Unindo a experiência de socióloga a um depurado poder de observação das relações humanas, Ana Cristina Braga Martes nos dá, neste romance delicado e envolvente, um retrato fiel de uma época e uma análise viva de alguns dos problemas mais persistentes da sociedade brasileira, como a injustiça, a herança da ditadura, a violência contra mulheres e as desigualdades de raça e gênero numa sociedade fortemente patriarcal. 


Texto orelha

Em Sobre o que não falamos, Ana Cristina Braga Martes oferece ao leitor a história de uma garota que está entrando na adolescência durante os anos de chumbo vividos no país. Vamos demorar, porém, a conhecer a responsabilidade da ditadura nas vidas simples dos moradores da vila “nem rica nem pobre”, com uma fábrica ao lado regulando o ritmo da existência com seus apitos e as casas com paredes sem reboco, onde a televisão é raridade e o telefone fica no vizinho. Porque é de dúvidas a serem esclarecidas que o romance trata.

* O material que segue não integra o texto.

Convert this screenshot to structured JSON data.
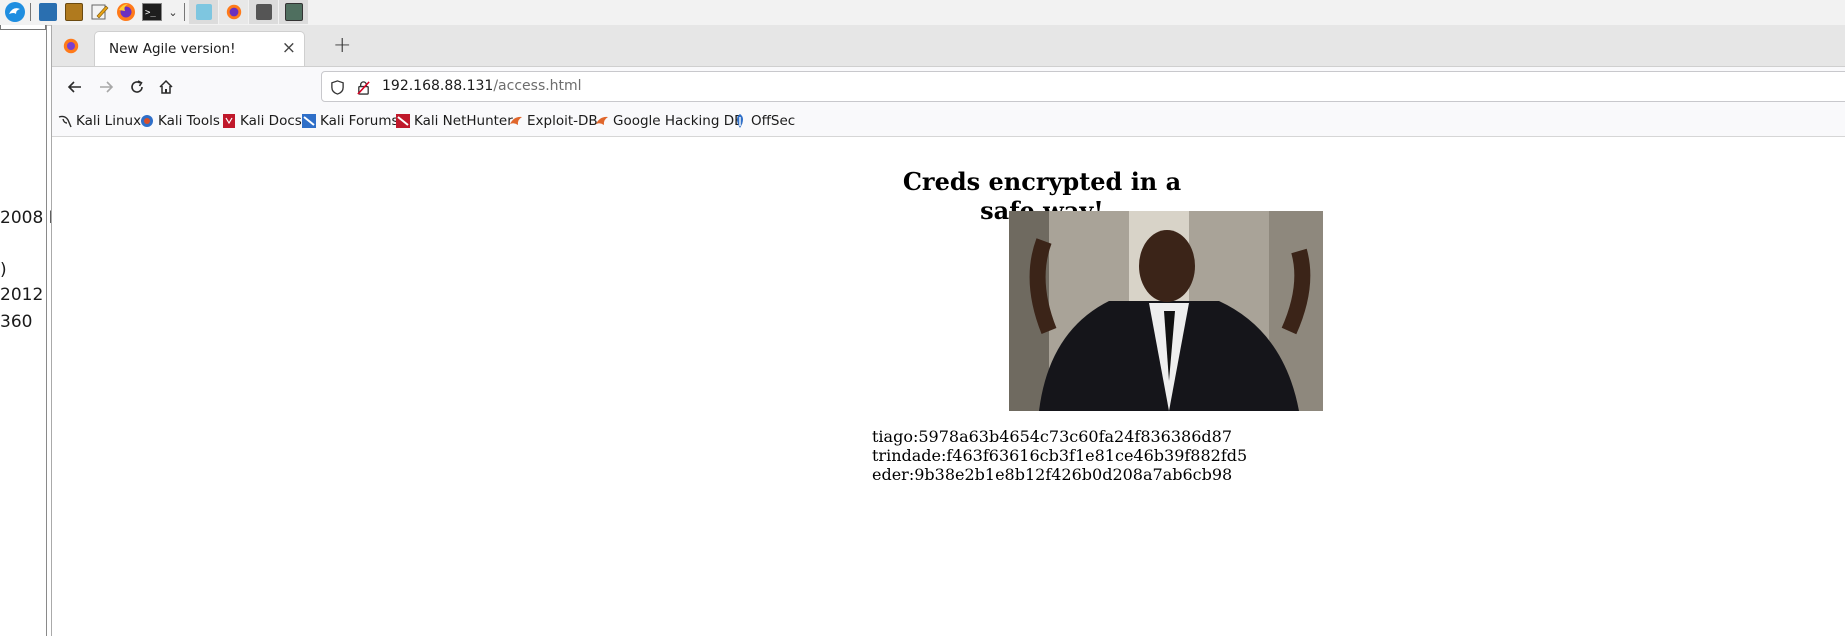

A jovem que apenas começa a se fazer mulher não é branca, porque o cabelo ondulado é difícil de pentear, precisando ser preso num elástico que está sempre no pulso. A colega de escola diz, no entanto, que ela não é preta, é quase. Terrível ser quase.


Criada pelo avô libanês, rude a ponto de despertar na neta certo asco, que tenta sobreviver com seu armazém de venda a granel enquanto na cidade os produtos já chegam empacotados, e pela avó, impotente em sua ternura, a cantarolar lembranças italianas, a menina não conhece os pais. Nunca os viu. A lei da casa é a do silêncio, não se conta nada a ninguém. Mas precisa saber, precisa descobrir as verdades tão pouco conhecidas como seus sentimentos, seu corpo e desejos, seus afetos. Só que os tempos não são de revelar verdades, é tempo de mentiras, de se ocultar os fatos, o que aconteceu e o que ainda está acontecendo. Revelações são punidas com surras em casa ou por autoridades que detêm todos os poderes sobre a vila.


Através da narração em primeira pessoa, estratégia feminista que se impôs na literatura contemporânea, aparecem todas as questões que atingem as mulheres numa sociedade submetida à ordem patriarcal. As consequências da desigualdade se abatem sobre aquelas mulheres, que parecem estar sempre a esperar por alguma coisa: violências domésticas, agressões de vários tipos, a criminalização do aborto, a humilhação cotidiana. São mulheres “largadas do marido” ou submissas aos poucos homens que permaneceram nas casas. Para se tornar mulher é preciso coragem, enfrentar os medos, seja dos outros ou de si mesma, esse ser que a jovem ainda não conhece bem. Pequenos sustos e grandes ameaças surgem e precisam, de algum modo, ser enfrentados, mesmo vivendo culpas.


Num ritmo forte e marcado, com capítulos que têm vida própria e que se sucedem formando um corpo único num crescendo, o romance surpreende pela habilidade rara com que espaços e personagens vão sendo construídos a partir dos olhos míopes da garota. É uma mulher que vê, é uma mulher quem fala.


Talvez a mais importante marca do romance seja a capacidade da narrativa, sincera e verdadeira em sua ficcionalidade, de guardar a ambiguidade, as hesitações e as dúvidas que se pode experimentar. Afinal, o que se passou em momentos de perigo pode voltar, seja muito vívido ou opaco demais. Por isso é preciso contar: para não esquecermos que tudo pode acontecer de novo.


Beatriz Resende



Sobre a autora

Ana Cristina Braga Martes é socióloga e foi professora na Fundação Getulio Vargas até 2019, de onde saiu para se dedicar integralmente à literatura. Nascida em Varginha (MG), passou sua infância e juventude em São Carlos (SP), formou-se em Ciências Sociais pela UNESP/Araraquara e doutorou-se pela Universidade de São Paulo (USP), tendo feito parte do seu doutorado no Massachusetts Institute of Technology (MIT). Foi pesquisadora-visitante na Universidade de Boston (BU) e fez pós-doutorado na Universidade de Londres (King’s College). Publicou e organizou diversos artigos e livros acadêmicos no Brasil e no exterior. A origem da água (2019), editado pela Confraria do Vento, foi seu primeiro livro de ficção. Atualmente é colunista da revista Pessoa e colaboradora do jornal Rascunho e da revista Quatro Cinco Um.